AéroNéo: three hangars planned in southern Algeria
As part of its integrated aviation-platform project in southern Algeria, AéroNéo Algérie plans to build three hangars on the area to be granted under concession. The planning is indicative and will be adjusted in line with the final specifications validated with the ANAC and local authorities, and with the industrial partners joining the project.
The first hangar would be a double-position narrow-body hangar for base maintenance on single-aisle aircraft of the A320 and 737 families, with a clear span of around one hundred metres and an interior height of fifteen metres. The second would be a single-position wide-body hangar sized for a long-haul aircraft of the A330, A350 or 777 class, with an eighty-metre clear span and a twenty-four-metre interior height. These two buildings would cover the majority of operator needs for C-check and D-check visits across North Africa and the Sahel.
The third hangar is still under opportunity study. It could be a dedicated paint hangar with high-performance extraction and filtration, or a second wide-body hangar dedicated to passenger-to-freighter (P2F) conversions, whose long immobilisation cycle would justify hangar positions separate from base maintenance. The decision will be made when the business plan is finalised, depending on industrial-partner commitments and ongoing market-study conclusions.
Architectural design will draw on the most recent international standards, with particular attention to energy performance under the Saharan climate. The significant solar resource of southern Algeria will be leveraged through integrated photovoltaic roofs covering a meaningful share of hangar electricity consumption. ETFE membrane facade bands are also under study, to reduce artificial-lighting consumption during daytime hours.
The planning schedule remains subject to progress on the concession application and to the signature of industrial agreements currently being negotiated. AéroNéo Algérie is in a pre-launch phase and communicates on strategic orientations without committing to service-entry dates. The technical elements presented in this article reflect current international doctrine and will serve as the basis for engineering choices to be formalised once the concession perimeter is finalised.
Conclusion: a structure at the crossroads of civil engineering and aviation doctrine
The modern aviation hangar is, in the literal sense, an industrial work of art. It combines the structural challenges of a one-hundred-and-fifty-metre bridge, the thermal constraints of a tropical greenhouse, the ventilation requirements of a chemical plant and the safety standards of an oil depot. Its design mobilises multidisciplinary teams of structural, thermal, fluid, electrical, fire, automation and architectural engineers, who work together for twelve to eighteen months before construction begins.
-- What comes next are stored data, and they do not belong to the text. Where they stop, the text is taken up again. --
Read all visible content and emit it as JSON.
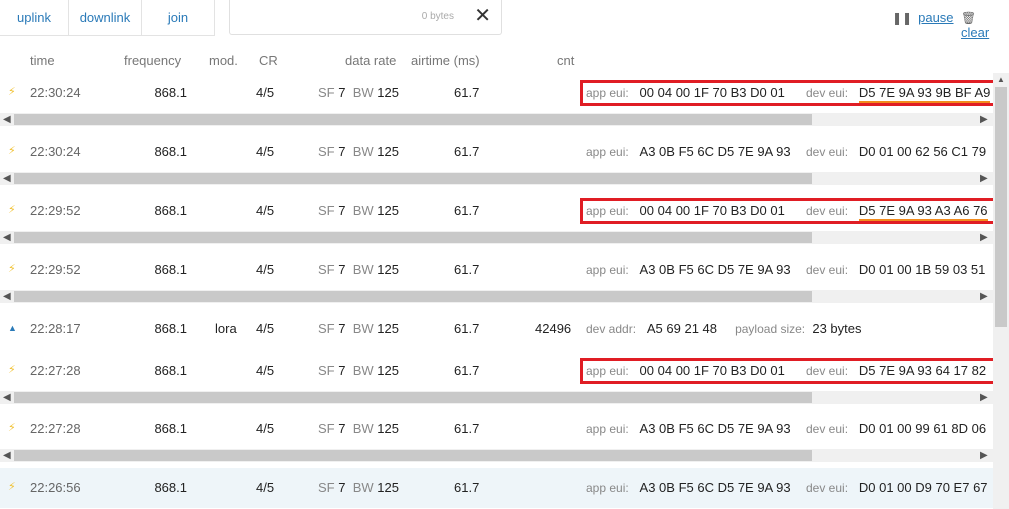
{
  "tabs": [
    {
      "label": "uplink"
    },
    {
      "label": "downlink"
    },
    {
      "label": "join"
    }
  ],
  "filter": {
    "bytes": "0 bytes",
    "clear": "✕"
  },
  "controls": {
    "pause": "pause",
    "clear": "clear"
  },
  "columns": {
    "time": "time",
    "frequency": "frequency",
    "mod": "mod.",
    "cr": "CR",
    "data_rate": "data rate",
    "airtime": "airtime (ms)",
    "cnt": "cnt"
  },
  "labels": {
    "app_eui": "app eui:",
    "dev_eui": "dev eui:",
    "dev_addr": "dev addr:",
    "payload_size": "payload size:",
    "sf": "SF",
    "bw": "BW"
  },
  "rows": [
    {
      "type": "join",
      "time": "22:30:24",
      "freq": "868.1",
      "mod": "",
      "cr": "4/5",
      "sf": "7",
      "bw": "125",
      "airtime": "61.7",
      "cnt": "",
      "app_eui": "00 04 00 1F 70 B3 D0 01",
      "dev_eui": "D5 7E 9A 93 9B BF A9"
    },
    {
      "type": "join",
      "time": "22:30:24",
      "freq": "868.1",
      "mod": "",
      "cr": "4/5",
      "sf": "7",
      "bw": "125",
      "airtime": "61.7",
      "cnt": "",
      "app_eui": "A3 0B F5 6C D5 7E 9A 93",
      "dev_eui": "D0 01 00 62 56 C1 79"
    },
    {
      "type": "join",
      "time": "22:29:52",
      "freq": "868.1",
      "mod": "",
      "cr": "4/5",
      "sf": "7",
      "bw": "125",
      "airtime": "61.7",
      "cnt": "",
      "app_eui": "00 04 00 1F 70 B3 D0 01",
      "dev_eui": "D5 7E 9A 93 A3 A6 76"
    },
    {
      "type": "join",
      "time": "22:29:52",
      "freq": "868.1",
      "mod": "",
      "cr": "4/5",
      "sf": "7",
      "bw": "125",
      "airtime": "61.7",
      "cnt": "",
      "app_eui": "A3 0B F5 6C D5 7E 9A 93",
      "dev_eui": "D0 01 00 1B 59 03 51"
    },
    {
      "type": "uplink",
      "time": "22:28:17",
      "freq": "868.1",
      "mod": "lora",
      "cr": "4/5",
      "sf": "7",
      "bw": "125",
      "airtime": "61.7",
      "cnt": "42496",
      "dev_addr": "A5 69 21 48",
      "payload_size": "23 bytes"
    },
    {
      "type": "join",
      "time": "22:27:28",
      "freq": "868.1",
      "mod": "",
      "cr": "4/5",
      "sf": "7",
      "bw": "125",
      "airtime": "61.7",
      "cnt": "",
      "app_eui": "00 04 00 1F 70 B3 D0 01",
      "dev_eui": "D5 7E 9A 93 64 17 82"
    },
    {
      "type": "join",
      "time": "22:27:28",
      "freq": "868.1",
      "mod": "",
      "cr": "4/5",
      "sf": "7",
      "bw": "125",
      "airtime": "61.7",
      "cnt": "",
      "app_eui": "A3 0B F5 6C D5 7E 9A 93",
      "dev_eui": "D0 01 00 99 61 8D 06"
    },
    {
      "type": "join",
      "time": "22:26:56",
      "freq": "868.1",
      "mod": "",
      "cr": "4/5",
      "sf": "7",
      "bw": "125",
      "airtime": "61.7",
      "cnt": "",
      "app_eui": "A3 0B F5 6C D5 7E 9A 93",
      "dev_eui": "D0 01 00 D9 70 E7 67"
    }
  ],
  "icons": {
    "join": "lightning-icon",
    "uplink": "up-arrow-icon",
    "pause": "pause-icon",
    "clear": "trash-icon"
  },
  "colors": {
    "accent": "#2a7ab8",
    "highlight_box": "#e01d24",
    "underline": "#f28c1d",
    "bolt": "#f0c030"
  }
}
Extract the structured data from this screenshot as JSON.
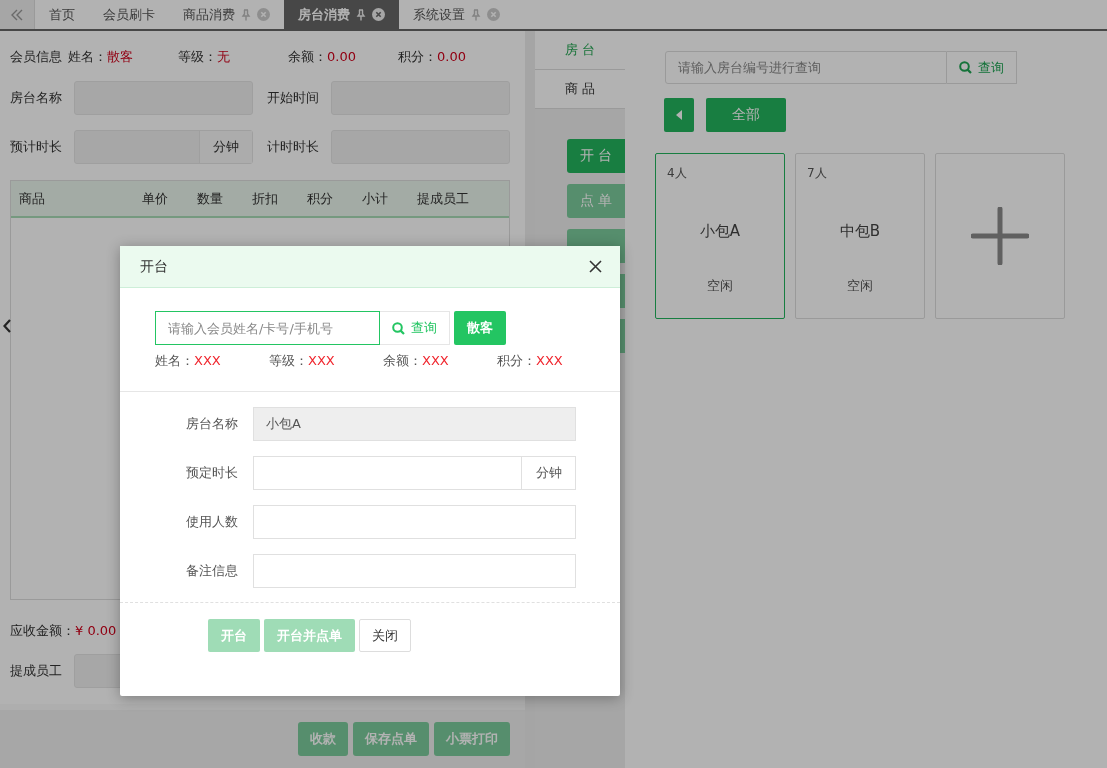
{
  "tabs": [
    {
      "label": "首页",
      "selected": false,
      "closable": false
    },
    {
      "label": "会员刷卡",
      "selected": false,
      "closable": false
    },
    {
      "label": "商品消费",
      "selected": false,
      "closable": true
    },
    {
      "label": "房台消费",
      "selected": true,
      "closable": true
    },
    {
      "label": "系统设置",
      "selected": false,
      "closable": true
    }
  ],
  "member_info": {
    "title": "会员信息",
    "items": [
      {
        "label": "姓名：",
        "value": "散客"
      },
      {
        "label": "等级：",
        "value": "无"
      },
      {
        "label": "余额：",
        "value": "0.00"
      },
      {
        "label": "积分：",
        "value": "0.00"
      }
    ]
  },
  "order_fields": [
    {
      "label": "房台名称"
    },
    {
      "label": "开始时间"
    },
    {
      "label": "预计时长",
      "unit": "分钟"
    },
    {
      "label": "计时时长"
    }
  ],
  "table": {
    "columns": [
      "商品",
      "单价",
      "数量",
      "折扣",
      "积分",
      "小计",
      "提成员工"
    ]
  },
  "amount_due": {
    "label": "应收金额：",
    "value": "¥ 0.00"
  },
  "staff_field": {
    "label": "提成员工"
  },
  "bottom_buttons": [
    {
      "label": "收款",
      "disabled": true
    },
    {
      "label": "保存点单",
      "disabled": true
    },
    {
      "label": "小票打印",
      "disabled": true
    }
  ],
  "side_tabs": [
    {
      "label": "房 台",
      "selected": true
    },
    {
      "label": "商 品",
      "selected": false
    }
  ],
  "side_buttons": [
    {
      "label": "开 台",
      "disabled": false
    },
    {
      "label": "点 单",
      "disabled": true
    },
    {
      "disabled": true
    },
    {
      "disabled": true
    },
    {
      "disabled": true
    }
  ],
  "room_search": {
    "placeholder": "请输入房台编号进行查询",
    "button": "查询"
  },
  "room_filter": {
    "label": "全部"
  },
  "rooms": [
    {
      "people": "4人",
      "name": "小包A",
      "status": "空闲",
      "selected": true
    },
    {
      "people": "7人",
      "name": "中包B",
      "status": "空闲",
      "selected": false
    }
  ],
  "dialog": {
    "title": "开台",
    "search": {
      "placeholder": "请输入会员姓名/卡号/手机号",
      "button": "查询",
      "guest_button": "散客"
    },
    "member": [
      {
        "label": "姓名：",
        "value": "XXX"
      },
      {
        "label": "等级：",
        "value": "XXX"
      },
      {
        "label": "余额：",
        "value": "XXX"
      },
      {
        "label": "积分：",
        "value": "XXX"
      }
    ],
    "fields": [
      {
        "label": "房台名称",
        "value": "小包A",
        "kind": "readonly"
      },
      {
        "label": "预定时长",
        "kind": "unit",
        "unit": "分钟"
      },
      {
        "label": "使用人数",
        "kind": "text"
      },
      {
        "label": "备注信息",
        "kind": "text"
      }
    ],
    "buttons": [
      {
        "label": "开台",
        "disabled": true,
        "kind": "primary"
      },
      {
        "label": "开台并点单",
        "disabled": true,
        "kind": "primary"
      },
      {
        "label": "关闭",
        "kind": "plain"
      }
    ]
  }
}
For a country such as Algeria, installing wide-body and VLA hangars in the southern Saharan region is not a simple property operation: it places the national sector within the narrow circle of global platforms able to host every class of the commercial fleet. This ambition is at the heart of the AéroNéo project, whose first buildings will, in time, shape the industrial silhouette of a new African aviation hub.